Friday, January 11, 2008

Fewer CPA Firm Choices for Big Business Audits: Better Quality, Excessive Fees or Countervailing Power?

A GAO survey found that 82% of the larger publicly-traded companies believed that they were effectively limited to three or fewer firms and 60% thought that competition in the audit provision market was insufficient. At the same time, smaller publicly-traded firms said that they were satisfied with audit choice options and larger businesses agreed that the quality of audits had improved. Finally, some smaller (probably more like medium to medium-large) CPA firms were attempting to compete in the large client market, but big business felt that these firms lacked sufficient personnel and specialized technical knowledge to handle these audits.

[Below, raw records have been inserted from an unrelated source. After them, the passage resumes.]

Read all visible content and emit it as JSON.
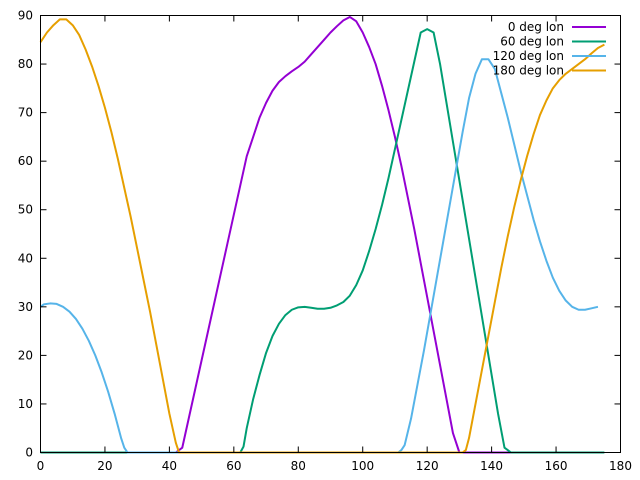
{
  "chart_data": {
    "type": "line",
    "xlim": [
      0,
      180
    ],
    "ylim": [
      0,
      90
    ],
    "xticks": [
      0,
      20,
      40,
      60,
      80,
      100,
      120,
      140,
      160,
      180
    ],
    "yticks": [
      0,
      10,
      20,
      30,
      40,
      50,
      60,
      70,
      80,
      90
    ],
    "grid": false,
    "legend_position": "top-right",
    "series": [
      {
        "name": "0 deg lon",
        "color": "#9400d3",
        "points": [
          [
            0,
            0
          ],
          [
            20,
            0
          ],
          [
            40,
            0
          ],
          [
            42,
            0
          ],
          [
            44,
            1
          ],
          [
            46,
            7
          ],
          [
            48,
            13
          ],
          [
            50,
            19
          ],
          [
            52,
            25
          ],
          [
            54,
            31
          ],
          [
            56,
            37
          ],
          [
            58,
            43
          ],
          [
            60,
            49
          ],
          [
            62,
            55
          ],
          [
            64,
            61
          ],
          [
            66,
            65
          ],
          [
            68,
            69
          ],
          [
            70,
            72
          ],
          [
            72,
            74.5
          ],
          [
            74,
            76.3
          ],
          [
            76,
            77.5
          ],
          [
            78,
            78.5
          ],
          [
            80,
            79.4
          ],
          [
            82,
            80.5
          ],
          [
            84,
            82
          ],
          [
            86,
            83.5
          ],
          [
            88,
            85
          ],
          [
            90,
            86.5
          ],
          [
            92,
            87.8
          ],
          [
            94,
            89
          ],
          [
            96,
            89.7
          ],
          [
            98,
            88.8
          ],
          [
            100,
            86.5
          ],
          [
            102,
            83.5
          ],
          [
            104,
            80
          ],
          [
            106,
            75.5
          ],
          [
            108,
            70.5
          ],
          [
            110,
            65
          ],
          [
            112,
            59
          ],
          [
            114,
            52.5
          ],
          [
            116,
            46
          ],
          [
            118,
            39
          ],
          [
            120,
            32
          ],
          [
            122,
            25
          ],
          [
            124,
            18
          ],
          [
            126,
            11
          ],
          [
            128,
            4
          ],
          [
            130,
            0
          ],
          [
            132,
            0
          ],
          [
            140,
            0
          ],
          [
            150,
            0
          ]
        ]
      },
      {
        "name": "60 deg lon",
        "color": "#009e73",
        "points": [
          [
            0,
            0
          ],
          [
            20,
            0
          ],
          [
            40,
            0
          ],
          [
            60,
            0
          ],
          [
            62,
            0
          ],
          [
            63,
            1.2
          ],
          [
            64,
            5
          ],
          [
            66,
            11
          ],
          [
            68,
            16
          ],
          [
            70,
            20.5
          ],
          [
            72,
            24
          ],
          [
            74,
            26.5
          ],
          [
            76,
            28.3
          ],
          [
            78,
            29.4
          ],
          [
            80,
            29.9
          ],
          [
            82,
            30
          ],
          [
            84,
            29.8
          ],
          [
            86,
            29.6
          ],
          [
            88,
            29.6
          ],
          [
            90,
            29.8
          ],
          [
            92,
            30.3
          ],
          [
            94,
            31
          ],
          [
            96,
            32.3
          ],
          [
            98,
            34.5
          ],
          [
            100,
            37.5
          ],
          [
            102,
            41.5
          ],
          [
            104,
            46
          ],
          [
            106,
            51
          ],
          [
            108,
            56.5
          ],
          [
            110,
            62.5
          ],
          [
            112,
            68.5
          ],
          [
            114,
            74.5
          ],
          [
            116,
            80.5
          ],
          [
            118,
            86.5
          ],
          [
            120,
            87.2
          ],
          [
            122,
            86.5
          ],
          [
            124,
            80
          ],
          [
            126,
            72
          ],
          [
            128,
            64
          ],
          [
            130,
            56
          ],
          [
            132,
            48
          ],
          [
            134,
            40
          ],
          [
            136,
            32
          ],
          [
            138,
            24
          ],
          [
            140,
            16
          ],
          [
            142,
            8
          ],
          [
            144,
            1
          ],
          [
            146,
            0
          ],
          [
            150,
            0
          ],
          [
            160,
            0
          ],
          [
            175,
            0
          ]
        ]
      },
      {
        "name": "120 deg lon",
        "color": "#56b4e9",
        "points": [
          [
            0,
            30
          ],
          [
            1,
            30.5
          ],
          [
            3,
            30.7
          ],
          [
            5,
            30.6
          ],
          [
            7,
            30
          ],
          [
            9,
            29
          ],
          [
            11,
            27.5
          ],
          [
            13,
            25.5
          ],
          [
            15,
            23
          ],
          [
            17,
            20
          ],
          [
            19,
            16.5
          ],
          [
            21,
            12.5
          ],
          [
            23,
            8
          ],
          [
            25,
            3
          ],
          [
            26,
            1
          ],
          [
            27,
            0
          ],
          [
            40,
            0
          ],
          [
            60,
            0
          ],
          [
            80,
            0
          ],
          [
            100,
            0
          ],
          [
            111,
            0
          ],
          [
            112,
            0.5
          ],
          [
            113,
            1.5
          ],
          [
            115,
            7
          ],
          [
            117,
            14
          ],
          [
            119,
            21
          ],
          [
            121,
            28.5
          ],
          [
            123,
            36
          ],
          [
            125,
            43.5
          ],
          [
            127,
            51
          ],
          [
            129,
            58.5
          ],
          [
            131,
            66
          ],
          [
            133,
            73
          ],
          [
            135,
            78
          ],
          [
            137,
            81
          ],
          [
            139,
            81
          ],
          [
            141,
            79
          ],
          [
            143,
            74
          ],
          [
            145,
            69
          ],
          [
            147,
            63.5
          ],
          [
            149,
            58
          ],
          [
            151,
            53
          ],
          [
            153,
            48
          ],
          [
            155,
            43.5
          ],
          [
            157,
            39.5
          ],
          [
            159,
            36
          ],
          [
            161,
            33.3
          ],
          [
            163,
            31.3
          ],
          [
            165,
            30
          ],
          [
            167,
            29.4
          ],
          [
            169,
            29.4
          ],
          [
            171,
            29.7
          ],
          [
            173,
            30
          ]
        ]
      },
      {
        "name": "180 deg lon",
        "color": "#e69f00",
        "points": [
          [
            0,
            84.5
          ],
          [
            2,
            86.5
          ],
          [
            4,
            88
          ],
          [
            6,
            89.2
          ],
          [
            8,
            89.2
          ],
          [
            10,
            88
          ],
          [
            12,
            86
          ],
          [
            14,
            83
          ],
          [
            16,
            79.5
          ],
          [
            18,
            75.5
          ],
          [
            20,
            71
          ],
          [
            22,
            66
          ],
          [
            24,
            60.5
          ],
          [
            26,
            54.5
          ],
          [
            28,
            48.5
          ],
          [
            30,
            42
          ],
          [
            32,
            35.5
          ],
          [
            34,
            29
          ],
          [
            36,
            22
          ],
          [
            38,
            15
          ],
          [
            40,
            8
          ],
          [
            42,
            2
          ],
          [
            43,
            0
          ],
          [
            50,
            0
          ],
          [
            70,
            0
          ],
          [
            90,
            0
          ],
          [
            110,
            0
          ],
          [
            130,
            0
          ],
          [
            131,
            0
          ],
          [
            132,
            0.5
          ],
          [
            133,
            3
          ],
          [
            135,
            10
          ],
          [
            137,
            17
          ],
          [
            139,
            24
          ],
          [
            141,
            31
          ],
          [
            143,
            38
          ],
          [
            145,
            44.5
          ],
          [
            147,
            50.5
          ],
          [
            149,
            56
          ],
          [
            151,
            61
          ],
          [
            153,
            65.5
          ],
          [
            155,
            69.5
          ],
          [
            157,
            72.5
          ],
          [
            159,
            75
          ],
          [
            161,
            76.7
          ],
          [
            163,
            78
          ],
          [
            165,
            79
          ],
          [
            167,
            80
          ],
          [
            169,
            81
          ],
          [
            171,
            82.2
          ],
          [
            173,
            83.3
          ],
          [
            175,
            84
          ]
        ]
      }
    ]
  }
}
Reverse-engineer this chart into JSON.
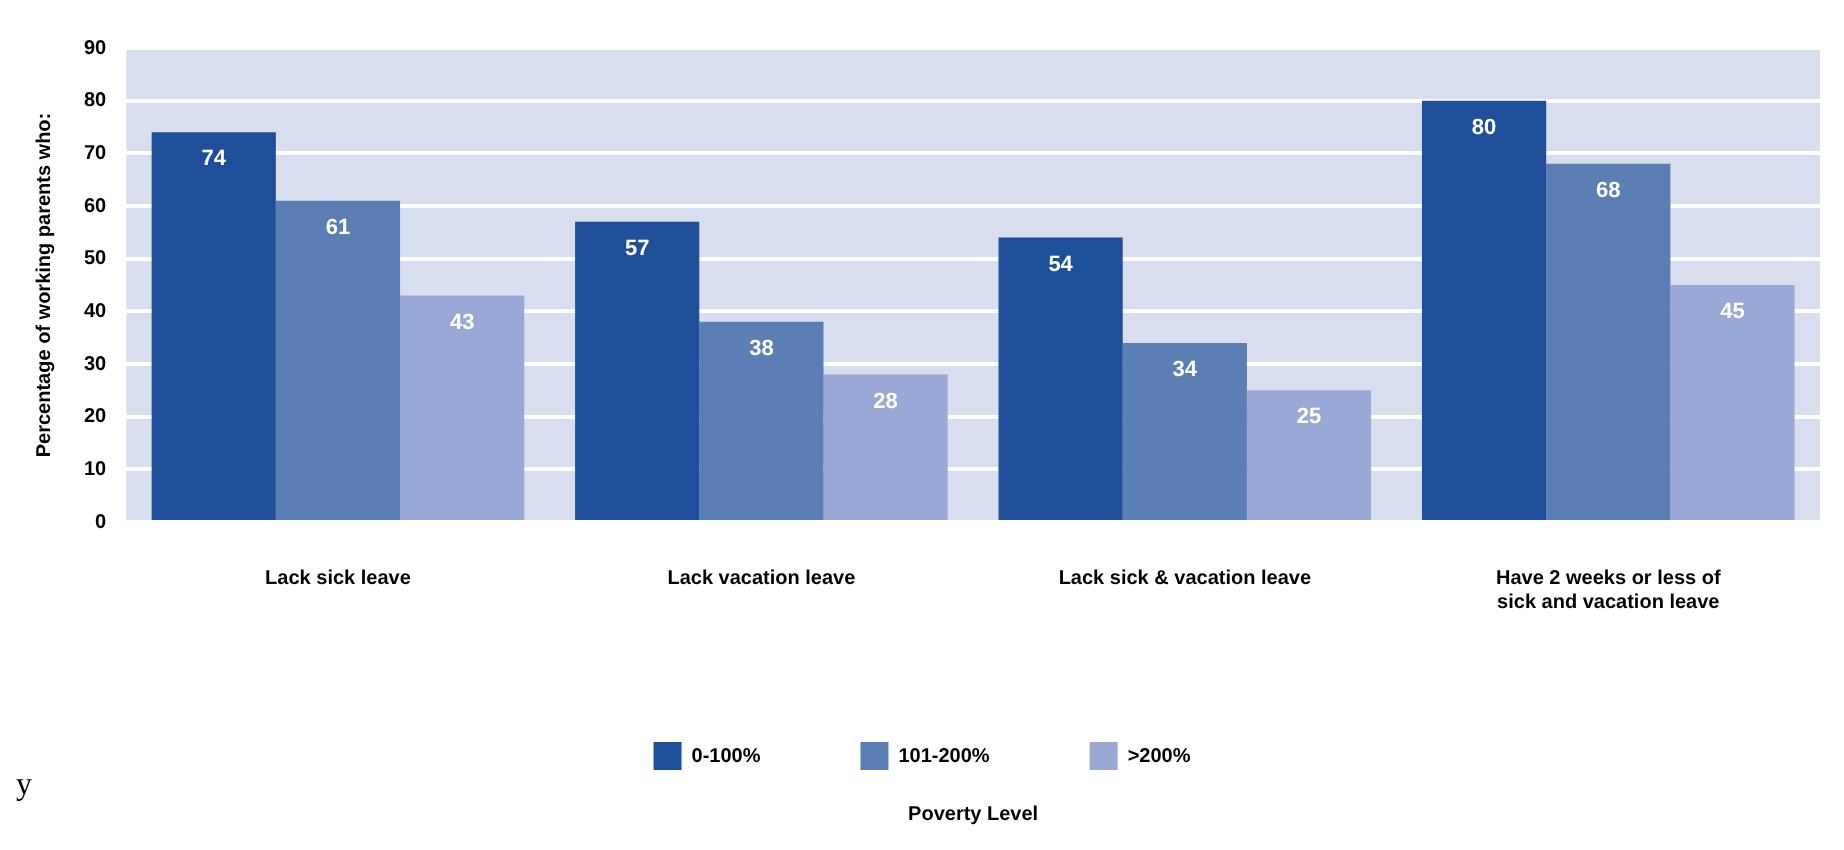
{
  "chart_data": {
    "type": "bar",
    "ylabel": "Percentage of working parents who:",
    "legend_title": "Poverty Level",
    "categories": [
      "Lack sick leave",
      "Lack vacation leave",
      "Lack sick & vacation leave",
      "Have 2 weeks or less of sick and vacation leave"
    ],
    "series": [
      {
        "name": "0-100%",
        "color": "#1f4e9a",
        "values": [
          74,
          57,
          54,
          80
        ]
      },
      {
        "name": "101-200%",
        "color": "#5b7fb5",
        "values": [
          61,
          38,
          34,
          68
        ]
      },
      {
        "name": ">200%",
        "color": "#9aa8d6",
        "values": [
          43,
          28,
          25,
          45
        ]
      }
    ],
    "ylim": [
      0,
      90
    ],
    "yticks": [
      0,
      10,
      20,
      30,
      40,
      50,
      60,
      70,
      80,
      90
    ],
    "grid": "y",
    "legend": "bottom",
    "data_labels": true,
    "annotations": [
      "y"
    ]
  }
}
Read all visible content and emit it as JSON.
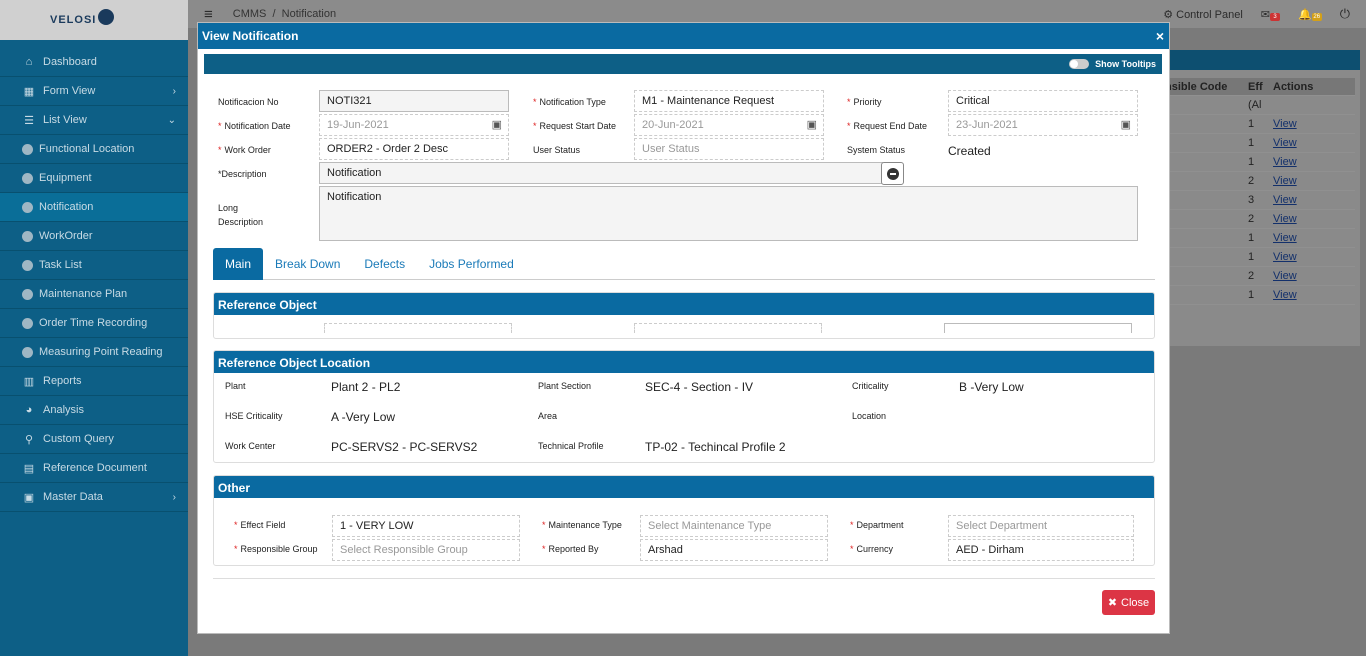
{
  "logo": {
    "text": "VELOSI"
  },
  "sidebar": {
    "items": [
      {
        "label": "Dashboard",
        "icon": "⌂"
      },
      {
        "label": "Form View",
        "icon": "▦",
        "chev": "›"
      },
      {
        "label": "List View",
        "icon": "☰",
        "chev": "⌄"
      },
      {
        "label": "Functional Location"
      },
      {
        "label": "Equipment"
      },
      {
        "label": "Notification"
      },
      {
        "label": "WorkOrder"
      },
      {
        "label": "Task List"
      },
      {
        "label": "Maintenance Plan"
      },
      {
        "label": "Order Time Recording"
      },
      {
        "label": "Measuring Point Reading"
      },
      {
        "label": "Reports",
        "icon": "▥"
      },
      {
        "label": "Analysis",
        "icon": "◕"
      },
      {
        "label": "Custom Query",
        "icon": "⚲"
      },
      {
        "label": "Reference Document",
        "icon": "▤"
      },
      {
        "label": "Master Data",
        "icon": "▣",
        "chev": "›"
      }
    ]
  },
  "topbar": {
    "menu_icon": "≡",
    "breadcrumb": "CMMS  /  Notification",
    "control_panel": "Control Panel",
    "messages_badge": "3",
    "alerts_badge": "26",
    "power_icon": "⏻"
  },
  "background_table": {
    "headers": [
      "nsible Code",
      "Eff",
      "Actions"
    ],
    "filter": "(Al",
    "rows": [
      {
        "eff": "1",
        "action": "View"
      },
      {
        "eff": "1",
        "action": "View"
      },
      {
        "eff": "1",
        "action": "View"
      },
      {
        "eff": "2",
        "action": "View"
      },
      {
        "eff": "3",
        "action": "View"
      },
      {
        "eff": "2",
        "action": "View"
      },
      {
        "eff": "1",
        "action": "View"
      },
      {
        "eff": "1",
        "action": "View"
      },
      {
        "eff": "2",
        "action": "View"
      },
      {
        "eff": "1",
        "action": "View"
      }
    ]
  },
  "modal": {
    "title": "View Notification",
    "close_icon": "×",
    "show_tooltips": "Show Tooltips",
    "fields": {
      "notification_no": {
        "label": "Notificacion No",
        "value": "NOTI321"
      },
      "notification_type": {
        "label": "Notification Type",
        "value": "M1 - Maintenance Request"
      },
      "priority": {
        "label": "Priority",
        "value": "Critical"
      },
      "notification_date": {
        "label": "Notification Date",
        "value": "19-Jun-2021"
      },
      "request_start_date": {
        "label": "Request Start Date",
        "value": "20-Jun-2021"
      },
      "request_end_date": {
        "label": "Request End Date",
        "value": "23-Jun-2021"
      },
      "work_order": {
        "label": "Work Order",
        "value": "ORDER2 - Order 2 Desc"
      },
      "user_status": {
        "label": "User Status",
        "placeholder": "User Status"
      },
      "system_status": {
        "label": "System Status",
        "value": "Created"
      },
      "description": {
        "label": "*Description",
        "value": "Notification"
      },
      "long_description": {
        "label": "Long Description",
        "value": "Notification"
      }
    },
    "tabs": [
      "Main",
      "Break Down",
      "Defects",
      "Jobs Performed"
    ],
    "reference_object": {
      "title": "Reference Object"
    },
    "reference_object_location": {
      "title": "Reference Object Location",
      "plant": {
        "label": "Plant",
        "value": "Plant 2 - PL2"
      },
      "plant_section": {
        "label": "Plant Section",
        "value": "SEC-4 - Section - IV"
      },
      "criticality": {
        "label": "Criticality",
        "value": "B -Very Low"
      },
      "hse_criticality": {
        "label": "HSE Criticality",
        "value": "A -Very Low"
      },
      "area": {
        "label": "Area",
        "value": ""
      },
      "location": {
        "label": "Location",
        "value": ""
      },
      "work_center": {
        "label": "Work Center",
        "value": "PC-SERVS2 - PC-SERVS2"
      },
      "technical_profile": {
        "label": "Technical Profile",
        "value": "TP-02 - Techincal Profile 2"
      }
    },
    "other": {
      "title": "Other",
      "effect_field": {
        "label": "Effect Field",
        "value": "1 - VERY LOW"
      },
      "maintenance_type": {
        "label": "Maintenance Type",
        "placeholder": "Select Maintenance Type"
      },
      "department": {
        "label": "Department",
        "placeholder": "Select Department"
      },
      "responsible_group": {
        "label": "Responsible Group",
        "placeholder": "Select Responsible Group"
      },
      "reported_by": {
        "label": "Reported By",
        "value": "Arshad"
      },
      "currency": {
        "label": "Currency",
        "value": "AED - Dirham"
      }
    },
    "close_button": "Close",
    "close_button_icon": "✖"
  }
}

At least three points of view are possible in looking at the audit provision market for large businesses: [1] use of the big CPA firm is necessary to achieve a "good" enough audit in today's regulatory climate, [2] oligopolistic tendencies by the "Big Three" or "Big Four" are leading to excessive audit fees and "overauditing" as a safeguard against legal liability, [3] as the largest businesses grew, CPA firms became more concentrated as a means of being able to match the "market power" of the Exxons, Walmarts, etc. of business. This last explanation is somewhat like John Kenneth Galbreith's explanation for the growth of the federal government and labor unions not long after the "trusts" of the late 18th century. The points of view are not necessarily mutually exclusive; one could accept more than one of the three premises above.